Knuth Morris Pratt Prefix Table
by Isai Damier

/*********************************************************************
 * Author: Isai Damier
 * Title: Knuth Morris Pratt String Search Algorithms Prefix Table
 * Project: geekviewpoint
 * Package: algorithm.search.string
 * 
 * This is the portion of the KMP algorithm that pre-processes the
 * needle/pattern, P. It does so by matching the needle against shifts
 * of itself. The resulting skip table S provides information for
 * skipping fruitless shifts of the haystack/text.
 *
 * Let's start by setting up some fundamentals for the demonstration
 * ahead. Say we are looping through P as in
 *
 *   for(int i=0; i<P.length; i++) visit(P[i]);
 *
 * Let "prefix" mean the portion of P we already visited before
 * reaching char P[i].
 *
 * Then for P={abababca}, 
 *  - the prefix X<i> of P when i=0 is X<0> = {} 
 *  - the prefix X<i> of P when i=1 is X<1> = {a}
 *  - the prefix X<i> of P when i=2 is X<2> = {ab} 
 *  - the prefix X<i> of P when i=3 is X<3> = {aba} ...
 *
 * Now for the fun stuff: Let X<i> be the prefix of P with length i.
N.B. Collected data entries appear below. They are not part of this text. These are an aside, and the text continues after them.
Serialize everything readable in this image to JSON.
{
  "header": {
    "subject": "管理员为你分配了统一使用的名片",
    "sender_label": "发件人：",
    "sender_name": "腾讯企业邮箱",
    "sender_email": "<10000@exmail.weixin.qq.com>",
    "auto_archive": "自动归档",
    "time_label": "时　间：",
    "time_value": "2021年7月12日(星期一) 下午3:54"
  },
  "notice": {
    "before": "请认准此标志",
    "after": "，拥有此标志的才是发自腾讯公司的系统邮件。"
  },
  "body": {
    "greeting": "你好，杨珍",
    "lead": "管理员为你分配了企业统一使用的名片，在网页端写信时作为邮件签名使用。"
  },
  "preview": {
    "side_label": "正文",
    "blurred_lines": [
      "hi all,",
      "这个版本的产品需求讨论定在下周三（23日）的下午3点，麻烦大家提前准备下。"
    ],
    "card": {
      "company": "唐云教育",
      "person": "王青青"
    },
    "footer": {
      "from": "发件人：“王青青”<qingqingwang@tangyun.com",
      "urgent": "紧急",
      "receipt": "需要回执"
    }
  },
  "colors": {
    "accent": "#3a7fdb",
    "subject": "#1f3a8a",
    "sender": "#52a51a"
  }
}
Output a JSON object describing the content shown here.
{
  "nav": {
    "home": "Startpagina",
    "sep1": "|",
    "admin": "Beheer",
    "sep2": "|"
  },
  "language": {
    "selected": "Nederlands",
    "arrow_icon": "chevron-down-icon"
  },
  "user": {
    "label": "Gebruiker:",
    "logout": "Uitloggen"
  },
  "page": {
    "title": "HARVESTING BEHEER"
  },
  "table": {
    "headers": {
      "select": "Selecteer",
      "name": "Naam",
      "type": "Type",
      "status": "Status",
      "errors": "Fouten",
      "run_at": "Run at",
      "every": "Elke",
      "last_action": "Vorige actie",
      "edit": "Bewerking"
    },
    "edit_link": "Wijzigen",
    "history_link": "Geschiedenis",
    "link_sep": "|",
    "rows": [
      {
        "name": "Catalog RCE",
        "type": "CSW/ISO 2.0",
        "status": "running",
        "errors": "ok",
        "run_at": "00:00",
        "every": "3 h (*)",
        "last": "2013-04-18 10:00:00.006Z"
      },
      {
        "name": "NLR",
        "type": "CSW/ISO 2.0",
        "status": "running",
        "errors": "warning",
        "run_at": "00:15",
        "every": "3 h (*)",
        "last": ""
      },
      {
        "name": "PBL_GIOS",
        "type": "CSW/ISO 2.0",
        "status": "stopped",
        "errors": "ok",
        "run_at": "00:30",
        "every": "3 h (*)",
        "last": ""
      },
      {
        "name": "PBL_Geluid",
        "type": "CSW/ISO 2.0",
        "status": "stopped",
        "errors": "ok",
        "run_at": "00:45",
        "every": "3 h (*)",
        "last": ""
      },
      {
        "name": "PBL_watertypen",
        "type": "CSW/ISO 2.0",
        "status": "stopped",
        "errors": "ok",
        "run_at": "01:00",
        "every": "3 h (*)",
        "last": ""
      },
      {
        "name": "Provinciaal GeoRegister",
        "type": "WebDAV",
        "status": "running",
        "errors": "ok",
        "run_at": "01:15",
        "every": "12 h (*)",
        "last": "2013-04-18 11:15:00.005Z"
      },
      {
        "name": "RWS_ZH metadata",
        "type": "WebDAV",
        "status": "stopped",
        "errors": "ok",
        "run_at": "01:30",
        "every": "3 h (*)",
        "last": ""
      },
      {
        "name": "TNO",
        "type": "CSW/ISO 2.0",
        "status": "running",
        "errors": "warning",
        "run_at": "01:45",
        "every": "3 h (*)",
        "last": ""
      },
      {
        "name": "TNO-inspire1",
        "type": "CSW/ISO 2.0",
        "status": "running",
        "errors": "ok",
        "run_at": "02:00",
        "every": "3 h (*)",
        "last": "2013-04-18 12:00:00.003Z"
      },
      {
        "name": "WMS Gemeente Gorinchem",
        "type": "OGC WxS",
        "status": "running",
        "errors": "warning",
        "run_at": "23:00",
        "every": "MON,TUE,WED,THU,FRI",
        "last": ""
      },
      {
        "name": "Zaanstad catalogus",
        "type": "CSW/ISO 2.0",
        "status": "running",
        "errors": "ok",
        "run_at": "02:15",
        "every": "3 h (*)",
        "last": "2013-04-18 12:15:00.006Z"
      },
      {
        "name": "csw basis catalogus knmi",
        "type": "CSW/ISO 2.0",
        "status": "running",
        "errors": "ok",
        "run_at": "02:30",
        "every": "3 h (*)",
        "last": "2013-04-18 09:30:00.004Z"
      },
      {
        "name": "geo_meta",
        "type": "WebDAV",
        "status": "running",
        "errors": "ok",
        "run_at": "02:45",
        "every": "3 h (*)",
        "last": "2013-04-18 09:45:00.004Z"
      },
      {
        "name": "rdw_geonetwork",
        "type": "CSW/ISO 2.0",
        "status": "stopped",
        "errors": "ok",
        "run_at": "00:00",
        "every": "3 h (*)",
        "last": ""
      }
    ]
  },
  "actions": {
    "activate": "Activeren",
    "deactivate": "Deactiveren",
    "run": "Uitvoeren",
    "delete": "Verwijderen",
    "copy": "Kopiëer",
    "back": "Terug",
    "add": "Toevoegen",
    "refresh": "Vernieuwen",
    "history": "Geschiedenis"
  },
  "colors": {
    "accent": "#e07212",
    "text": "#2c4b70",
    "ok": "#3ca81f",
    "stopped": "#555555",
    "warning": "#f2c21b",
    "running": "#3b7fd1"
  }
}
 * Then we define the overlap between X and P as the longest suffix of
 * X to match a prefix of P. (Note: this algorithm does not treat X as
 * a proper suffix of itself.)
 *
 * For example, the overlap between X<5> and P is aba because 
 * 
 *     X<5>: ab|aba 
 *     P   :    aba|babca
 * 
 * We could not use 
 * 
 *     X<5>: ababa 
 *     P   : ababa|bca 
 * 
 * because this algorithm does not treat X as its own suffix.
 *
 * Following is the filling of the skip table S:
 *
 *   i=0 X={} S={-1} Note: P[0] has no prefix
 * 
 *   i=1 X={a} S={-1,0} Note: X has no suffix
 * 
 *   i=2 X={ab} S={-1,0,0} Note: no match
 * 
 *   i=3 X={aba} S={-1,0,0,1} 
 *     Note:
 *        X<3>: ab|a 
 *        P   :    a|bababca 
 *     match ends after P[0], so start next shift at i=1
 *
 *   i=4 X={abab} S={-1,0,0,1,2}
 *     Note: 
 *        X<4>: ab|ab
 *        P      : ab|ababca 
 *     match ends after P[1], so start next shift at i=2
 *
 *   i=5 X={ababa} S={-1,0,0,1,2,3}
 *     Note:
 *        X<5>: ab|aba
 *        P      : aba|babca
 *     match ends after P[2], so start next shift at i=3
 *
 *   i=6 X={ababab} S={-1,0,0,1,2,3,4}
 *     Note:
 *        X<5>: ab|abab
 *        P   :    abab|abca
 *     match ends after P[3], so start next shift at i=4
 *
 *   i=7 X={abababc} S={-1,0,0,1,2,3,4,0} 
 *     Note: no match so restart at i=0
 *
 * For people with a background in computer engineering or integrated
 * circuit design, this method is essentially sketching a state
 * transition table/diagram for the input P. (as a refresher visit
 * http://teahlab.com/ and browse or use the costume search).
 *
 ********************************************************************/ 
 private void prefixTable(char[] P, int[] T) {
  int pos = 2, m = 0;
  T[0] = -1;
  while (pos < P.length) {
    if (P[pos - 1] == P[m]) {
      T[pos++] = ++m;
    } else if (0 < T[m]) {
      m = T[m];
    } else {
      pos++; //same as T[pos++] = 0;
    }
  }
}